The Reluctant Messiah

When I was a know-it-all in my twenties I used to put down Richard Bach of "Johnathan Livingston Seagull" fame as being a media-created lightweight, etc. Many years later when I was in therapy for a while, my therapist who is really a cool guy gave me a copy of "Illusions - The Adventures of a Reluctant Messiah" by Bach in which he (the therapist) wrote: "Tom. Just another level/way of looking at life/fantasy/illusions. Hope you can enjoy it. Dave."

Since then I have read the book, or parts of it, many times. I was just looking at it tonight, reading over one of my favorite parts in which Shimoda (the reluctant messiah) and Richard are sitting outside in the darkness talking. Shimoda says that "we are all free to do what we want to do." Richard corrects him saying that's OK as long as it doesn't hurt someone else. At that point a visitor appears who has a heavy Transylvanian accent. After some small-talk the visitor says to Richard, "you can help me. I need this very much or I would not ask. May I drink your blood? Just some? It is my food. I need human blood."
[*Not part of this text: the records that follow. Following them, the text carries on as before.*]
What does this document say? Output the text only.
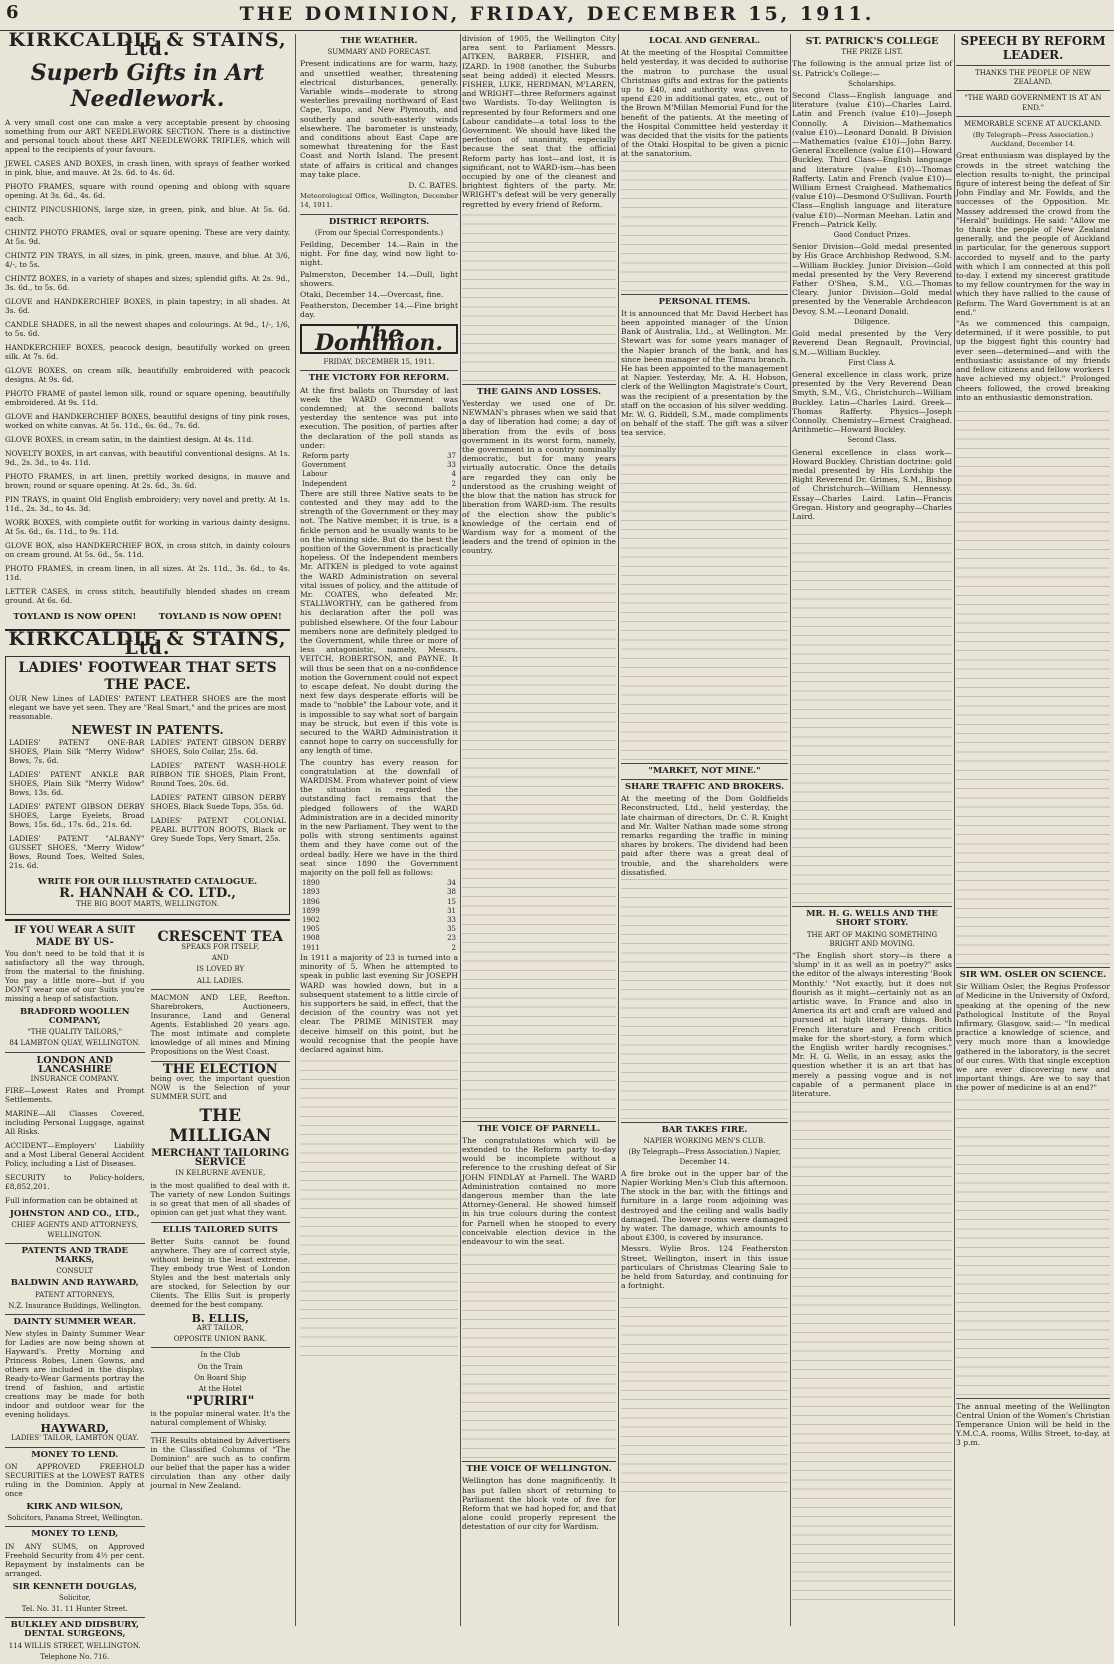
6	THE DOMINION, FRIDAY, DECEMBER 15, 1911.
KIRKCALDIE & STAINS, Ltd.
Superb Gifts in Art Needlework.

A very small cost one can make a very acceptable present by choosing something from our ART NEEDLEWORK SECTION. There is a distinctive and personal touch about these ART NEEDLEWORK TRIFLES, which will appeal to the recipients of your favours.

JEWEL CASES AND BOXES, in crash linen, with sprays of feather worked in pink, blue, and mauve. At 2s. 6d. to 4s. 6d.

PHOTO FRAMES, square with round opening and oblong with square opening. At 3s. 6d., 4s. 6d.

CHINTZ PINCUSHIONS, large size, in green, pink, and blue. At 5s. 6d. each.

CHINTZ PHOTO FRAMES, oval or square opening. These are very dainty. At 5s. 9d.

CHINTZ PIN TRAYS, in all sizes, in pink, green, mauve, and blue. At 3/6, 4/-, to 5s.

CHINTZ BOXES, in a variety of shapes and sizes; splendid gifts. At 2s. 9d., 3s. 6d., to 5s. 6d.

GLOVE and HANDKERCHIEF BOXES, in plain tapestry; in all shades. At 3s. 6d.

CANDLE SHADES, in all the newest shapes and colourings. At 9d., 1/-, 1/6, to 5s. 6d.

HANDKERCHIEF BOXES, peacock design, beautifully worked on green silk. At 7s. 6d.

GLOVE BOXES, on cream silk, beautifully embroidered with peacock designs. At 9s. 6d.

PHOTO FRAME of pastel lemon silk, round or square opening, beautifully embroidered. At 9s. 11d.

GLOVE and HANDKERCHIEF BOXES, beautiful designs of tiny pink roses, worked on white canvas. At 5s. 11d., 6s. 6d., 7s. 6d.

GLOVE BOXES, in cream satin, in the daintiest design. At 4s. 11d.

NOVELTY BOXES, in art canvas, with beautiful conventional designs. At 1s. 9d., 2s. 3d., to 4s. 11d.

PHOTO FRAMES, in art linen, prettily worked designs, in mauve and brown; round or square opening. At 2s. 6d., 3s. 6d.

PIN TRAYS, in quaint Old English embroidery; very novel and pretty. At 1s. 11d., 2s. 3d., to 4s. 3d.

WORK BOXES, with complete outfit for working in various dainty designs. At 5s. 6d., 6s. 11d., to 9s. 11d.

GLOVE BOX, also HANDKERCHIEF BOX, in cross stitch, in dainty colours on cream ground. At 5s. 6d., 5s. 11d.

PHOTO FRAMES, in cream linen, in all sizes. At 2s. 11d., 3s. 6d., to 4s. 11d.

LETTER CASES, in cross stitch, beautifully blended shades on cream ground. At 6s. 6d.

TOYLAND IS NOW OPEN!	TOYLAND IS NOW OPEN!
KIRKCALDIE & STAINS, Ltd.
LADIES' FOOTWEAR THAT SETS THE PACE.

OUR New Lines of LADIES' PATENT LEATHER SHOES are the most elegant we have yet seen. They are "Real Smart," and the prices are most reasonable.

NEWEST IN PATENTS.

LADIES' PATENT ONE-BAR SHOES, Plain Silk "Merry Widow" Bows, 7s. 6d.

LADIES' PATENT ANKLE BAR SHOES, Plain Silk "Merry Widow" Bows, 13s. 6d.

LADIES' PATENT GIBSON DERBY SHOES, Large Eyelets, Broad Bows, 15s. 6d., 17s. 6d., 21s. 6d.

LADIES' PATENT "ALBANY" GUSSET SHOES, "Merry Widow" Bows, Round Toes, Welted Soles, 21s. 6d.

LADIES' PATENT GIBSON DERBY SHOES, Solo Collar, 25s. 6d.

LADIES' PATENT WASH-HOLE RIBBON TIE SHOES, Plain Front, Round Toes, 20s. 6d.

LADIES' PATENT GIBSON DERBY SHOES, Black Suede Tops, 35s. 6d.

LADIES' PATENT COLONIAL PEARL BUTTON BOOTS, Black or Grey Suede Tops, Very Smart, 25s.

WRITE FOR OUR ILLUSTRATED CATALOGUE.
R. HANNAH & CO. LTD.,
THE BIG BOOT MARTS, WELLINGTON.
IF YOU WEAR A SUIT MADE BY US-

You don't need to be told that it is satisfactory all the way through, from the material to the finishing. You pay a little more—but if you DON'T wear one of our Suits you're missing a heap of satisfaction.

BRADFORD WOOLLEN COMPANY,
"THE QUALITY TAILORS,"
84 LAMBTON QUAY, WELLINGTON.
LONDON AND LANCASHIRE
INSURANCE COMPANY.

FIRE—Lowest Rates and Prompt Settlements.

MARINE—All Classes Covered, including Personal Luggage, against All Risks.

ACCIDENT—Employers' Liability and a Most Liberal General Accident Policy, including a List of Diseases.

SECURITY to Policy-holders, £8,852,201.

Full information can be obtained at

JOHNSTON AND CO., LTD.,
CHIEF AGENTS AND ATTORNEYS, WELLINGTON.
PATENTS AND TRADE MARKS,
CONSULT
BALDWIN AND RAYWARD,
PATENT ATTORNEYS,
N.Z. Insurance Buildings, Wellington.
DAINTY SUMMER WEAR.

New styles in Dainty Summer Wear for Ladies are now being shown at Hayward's. Pretty Morning and Princess Robes, Linen Gowns, and others are included in the display. Ready-to-Wear Garments portray the trend of fashion, and artistic creations may be made for both indoor and outdoor wear for the evening holidays.

HAYWARD,
LADIES' TAILOR, LAMBTON QUAY.
MONEY TO LEND.

ON APPROVED FREEHOLD SECURITIES at the LOWEST RATES ruling in the Dominion. Apply at once

KIRK AND WILSON,
Solicitors, Panama Street, Wellington.
MONEY TO LEND,

IN ANY SUMS, on Approved Freehold Security from 4½ per cent. Repayment by instalments can be arranged.

SIR KENNETH DOUGLAS,
Solicitor,
Tel. No. 31. 11 Hunter Street.
BULKLEY AND DIDSBURY, DENTAL SURGEONS,
114 WILLIS STREET, WELLINGTON.
Telephone No. 716.
CRESCENT TEA

SPEAKS FOR ITSELF,

AND

IS LOVED BY

ALL LADIES.

MACMON AND LEE, Reefton. Sharebrokers, Auctioneers, Insurance, Land and General Agents. Established 20 years ago. The most intimate and complete knowledge of all mines and Mining Propositions on the West Coast.

THE ELECTION

being over, the important question NOW is the Selection of your SUMMER SUIT, and

THE MILLIGAN
MERCHANT TAILORING SERVICE
IN KELBURNE AVENUE,

is the most qualified to deal with it. The variety of new London Suitings is so great that men of all shades of opinion can get just what they want.

ELLIS TAILORED SUITS

Better Suits cannot be found anywhere. They are of correct style, without being in the least extreme. They embody true West of London Styles and the best materials only are stocked, for Selection by our Clients. The Ellis Suit is properly deemed for the best company.

B. ELLIS,
ART TAILOR,
OPPOSITE UNION BANK.

In the Club

On the Train

On Board Ship

At the Hotel

"PURIRI"

is the popular mineral water. It's the natural complement of Whisky.

THE Results obtained by Advertisers in the Classified Columns of "The Dominion" are such as to confirm our belief that the paper has a wider circulation than any other daily journal in New Zealand.

THE WEATHER.
SUMMARY AND FORECAST.

Present indications are for warm, hazy, and unsettled weather, threatening electrical disturbances, generally. Variable winds—moderate to strong westerlies prevailing northward of East Cape, Taupo, and New Plymouth, and southerly and south-easterly winds elsewhere. The barometer is unsteady, and conditions about East Cape are somewhat threatening for the East Coast and North Island. The present state of affairs is critical and changes may take place.

D. C. BATES.

Meteorological Office, Wellington, December 14, 1911.

DISTRICT REPORTS.
(From our Special Correspondents.)

Feilding, December 14.—Rain in the night. For fine day, wind now light to-night.

Palmerston, December 14.—Dull, light showers.

Otaki, December 14.—Overcast, fine.

Featherston, December 14.—Fine bright day.

The Dominion.
FRIDAY, DECEMBER 15, 1911.
THE VICTORY FOR REFORM.

At the first ballots on Thursday of last week the WARD Government was condemned; at the second ballots yesterday the sentence was put into execution. The position, of parties after the declaration of the poll stands as under:

Reform party	37
Government	33
Labour	4
Independent	2

There are still three Native seats to be contested and they may add to the strength of the Government or they may not. The Native member, it is true, is a fickle person and he usually wants to be on the winning side. But do the best the position of the Government is practically hopeless. Of the Independent members Mr. AITKEN is pledged to vote against the WARD Administration on several vital issues of policy, and the attitude of Mr. COATES, who defeated Mr. STALLWORTHY, can be gathered from his declaration after the poll was published elsewhere. Of the four Labour members none are definitely pledged to the Government, while three or more of less antagonistic, namely, Messrs. VEITCH, ROBERTSON, and PAYNE. It will thus be seen that on a no-confidence motion the Government could not expect to escape defeat. No doubt during the next few days desperate efforts will be made to "nobble" the Labour vote, and it is impossible to say what sort of bargain may be struck, but even if this vote is secured to the WARD Administration it cannot hope to carry on successfully for any length of time.

The country has every reason for congratulation at the downfall of WARDISM. From whatever point of view the situation is regarded the outstanding fact remains that the pledged followers of the WARD Administration are in a decided minority in the new Parliament. They went to the polls with strong sentiments against them and they have come out of the ordeal badly. Here we have in the third seat since 1890 the Government majority on the poll fell as follows:

1890	34
1893	38
1896	15
1899	31
1902	33
1905	35
1908	23
1911	2

In 1911 a majority of 23 is turned into a minority of 5. When he attempted to speak in public last evening Sir JOSEPH WARD was howled down, but in a subsequent statement to a little circle of his supporters he said, in effect, that the decision of the country was not yet clear. The PRIME MINISTER may deceive himself on this point, but he would recognise that the people have declared against him.

division of 1905, the Wellington City area sent to Parliament Messrs. AITKEN, BARBER, FISHER, and IZARD. In 1908 (another, the Suburbs seat being added) it elected Messrs. FISHER, LUKE, HERDMAN, M'LAREN, and WRIGHT—three Reformers against two Wardists. To-day Wellington is represented by four Reformers and one Labour candidate—a total loss to the Government. We should have liked the perfection of unanimity, especially because the seat that the official Reform party has lost—and lost, it is significant, not to WARD-ism—has been occupied by one of the cleanest and brightest fighters of the party. Mr. WRIGHT's defeat will be very generally regretted by every friend of Reform.

THE GAINS AND LOSSES.

Yesterday we used one of Dr. NEWMAN's phrases when we said that a day of liberation had come; a day of liberation from the evils of boss government in its worst form, namely, the government in a country nominally democratic, but for many years virtually autocratic. Once the details are regarded they can only be understood as the crushing weight of the blow that the nation has struck for liberation from WARD-ism. The results of the election show the public's knowledge of the certain end of Wardism way for a moment of the leaders and the trend of opinion in the country.

THE VOICE OF PARNELL.

The congratulations which will be extended to the Reform party to-day would be incomplete without a reference to the crushing defeat of Sir JOHN FINDLAY at Parnell. The WARD Administration contained no more dangerous member than the late Attorney-General. He showed himself in his true colours during the contest for Parnell when he stooped to every conceivable election device in the endeavour to win the seat.

THE VOICE OF WELLINGTON.

Wellington has done magnificently. It has put fallen short of returning to Parliament the block vote of five for Reform that we had hoped for, and that alone could properly represent the detestation of our city for Wardism.

LOCAL AND GENERAL.

At the meeting of the Hospital Committee held yesterday, it was decided to authorise the matron to purchase the usual Christmas gifts and extras for the patients up to £40, and authority was given to spend £20 in additional gates, etc., out of the Brown M'Millan Memorial Fund for the benefit of the patients. At the meeting of the Hospital Committee held yesterday it was decided that the visits for the patients of the Otaki Hospital to be given a picnic at the sanatorium.

PERSONAL ITEMS.

It is announced that Mr. David Herbert has been appointed manager of the Union Bank of Australia, Ltd., at Wellington. Mr. Stewart was for some years manager of the Napier branch of the bank, and has since been manager of the Timaru branch. He has been appointed to the management at Napier. Yesterday, Mr. A. H. Hobson, clerk of the Wellington Magistrate's Court, was the recipient of a presentation by the staff on the occasion of his silver wedding. Mr. W. G. Riddell, S.M., made compliments on behalf of the staff. The gift was a silver tea service.

"MARKET, NOT MINE."
SHARE TRAFFIC AND BROKERS.

At the meeting of the Dom Goldfields Reconstructed, Ltd., held yesterday, the late chairman of directors, Dr. C. R. Knight and Mr. Walter Nathan made some strong remarks regarding the traffic in mining shares by brokers. The dividend had been paid after there was a great deal of trouble, and the shareholders were dissatisfied.

BAR TAKES FIRE.
NAPIER WORKING MEN'S CLUB.
(By Telegraph—Press Association.) Napier, December 14.

A fire broke out in the upper bar of the Napier Working Men's Club this afternoon. The stock in the bar, with the fittings and furniture in a large room adjoining was destroyed and the ceiling and walls badly damaged. The lower rooms were damaged by water. The damage, which amounts to about £300, is covered by insurance.

Messrs. Wylie Bros. 124 Featherston Street, Wellington, insert in this issue particulars of Christmas Clearing Sale to be held from Saturday, and continuing for a fortnight.

ST. PATRICK'S COLLEGE
THE PRIZE LIST.

The following is the annual prize list of St. Patrick's College:—

Scholarships.

Second Class—English language and literature (value £10)—Charles Laird. Latin and French (value £10)—Joseph Connolly. A Division—Mathematics (value £10)—Leonard Donald. B Division—Mathematics (value £10)—John Barry. General Excellence (value £10)—Howard Buckley. Third Class—English language and literature (value £10)—Thomas Rafferty. Latin and French (value £10)—William Ernest Craighead. Mathematics (value £10)—Desmond O'Sullivan. Fourth Class—English language and literature (value £10)—Norman Meehan. Latin and French—Patrick Kelly.

Good Conduct Prizes.

Senior Division—Gold medal presented by His Grace Archbishop Redwood, S.M.—William Buckley. Junior Division—Gold medal presented by the Very Reverend Father O'Shea, S.M., V.G.—Thomas Cleary. Junior Division—Gold medal presented by the Venerable Archdeacon Devoy, S.M.—Leonard Donald.

Diligence.

Gold medal presented by the Very Reverend Dean Regnault, Provincial, S.M.—William Buckley.

First Class A.

General excellence in class work, prize presented by the Very Reverend Dean Smyth, S.M., V.G., Christchurch—William Buckley. Latin—Charles Laird. Greek—Thomas Rafferty. Physics—Joseph Connolly. Chemistry—Ernest Craighead. Arithmetic—Howard Buckley.

Second Class.

General excellence in class work—Howard Buckley. Christian doctrine: gold medal presented by His Lordship the Right Reverend Dr. Grimes, S.M., Bishop of Christchurch—William Hennessy. Essay—Charles Laird. Latin—Francis Gregan. History and geography—Charles Laird.

MR. H. G. WELLS AND THE SHORT STORY.
THE ART OF MAKING SOMETHING BRIGHT AND MOVING.

"The English short story—is there a 'slump' in it as well as in poetry?" asks the editor of the always interesting 'Book Monthly.' "Not exactly, but it does not flourish as it might—certainly not as an artistic wave. In France and also in America its art and craft are valued and pursued at high literary things. Both French literature and French critics make for the short-story, a form which the English writer hardly recognises." Mr. H. G. Wells, in an essay, asks the question whether it is an art that has merely a passing vogue and is not capable of a permanent place in literature.

SPEECH BY REFORM LEADER.
THANKS THE PEOPLE OF NEW ZEALAND.
"THE WARD GOVERNMENT IS AT AN END."
MEMORABLE SCENE AT AUCKLAND.
(By Telegraph—Press Association.) Auckland, December 14.

Great enthusiasm was displayed by the crowds in the street watching the election results to-night, the principal figure of interest being the defeat of Sir John Findlay and Mr. Fowlds, and the successes of the Opposition. Mr. Massey addressed the crowd from the "Herald" buildings. He said: "Allow me to thank the people of New Zealand generally, and the people of Auckland in particular, for the generous support accorded to myself and to the party with which I am connected at this poll to-day. I extend my sincerest gratitude to my fellow countrymen for the way in which they have rallied to the cause of Reform. The Ward Government is at an end."

"As we commenced this campaign, determined, if it were possible, to put up the biggest fight this country had ever seen—determined—and with the enthusiastic assistance of my friends and fellow citizens and fellow workers I have achieved my object." Prolonged cheers followed, the crowd breaking into an enthusiastic demonstration.

SIR WM. OSLER ON SCIENCE.

Sir William Osler, the Regius Professor of Medicine in the University of Oxford, speaking at the opening of the new Pathological Institute of the Royal Infirmary, Glasgow, said:— "In medical practice a knowledge of science, and very much more than a knowledge gathered in the laboratory, is the secret of our cures. With that single exception we are ever discovering new and important things. Are we to say that the power of medicine is at an end?"

The annual meeting of the Wellington Central Union of the Women's Christian Temperance Union will be held in the Y.M.C.A. rooms, Willis Street, to-day, at 3 p.m.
Richard freaks out, but the visitor persists, noting that he will die if Richard does not let him suck his blood. At this, Richard gets violent and threatens the visitor with physical harm. At that point the visitor "looked up at me and smiled, completely at ease, enjoying himself hugely, as an actor on stage when the show is over. 'I won't drink your blood, Richard,' he said in perfect friendly English, with no accent at all. As I watched, he faded as though he was turning out his own light ... in five seconds he had disappeared."

(Now the lesson from Shimoda)

"Richard in being so fierce toward my vampire, you were doing what you wanted to do, even though you thought it was going to hurt someone else. He even told you he'd be hurt if ..."

"He was going to suck my blood."

"Which is what we do to anyone when we tell them we'll be hurt if they don't live our way."

. . .

"The thing that puzzles you," he said, "is an accepted saying that happens to be impossible. The phrase is hurt somebody else. We choose, ourselves, to be hurt or not to be hurt, no matter what. Us who decides. Nobody else. My vampire told you he'd be hurt if you didn't let him? That's his decision to be hurt, that's his choice. What you do about it is your decision, your choice: give him blood; ignore him; tie him up; drive a stake of holly through his heart. If he doesn't want the holly stake, he's free to resit, in whatever way he wants. It goes on and on, choices, choices."

"Listen," he said, "it's important. We are all. Free. To do. Whatever. We want. To do."

^^^^^^^^^^^^^^^^^^^^^^^^^^^^^^^^^

Dig it! The whole book is full of this kind of stuff. And, there are all these cool sayings from the Messiah's Handbook interspersed throughout. I'll leave you with a couple of them:

"Your conscience is the measure of the honesty of your selfishness. Listen to it carefully."

"Argue for your limitations, and sure enough they're yours."

Ciao for now,

~ Tom

1 comment:

Anonymous said...

my friend I am still tormented. I typed a responce and as I typed the answers became clear. Thank u. but I wish to ask another question.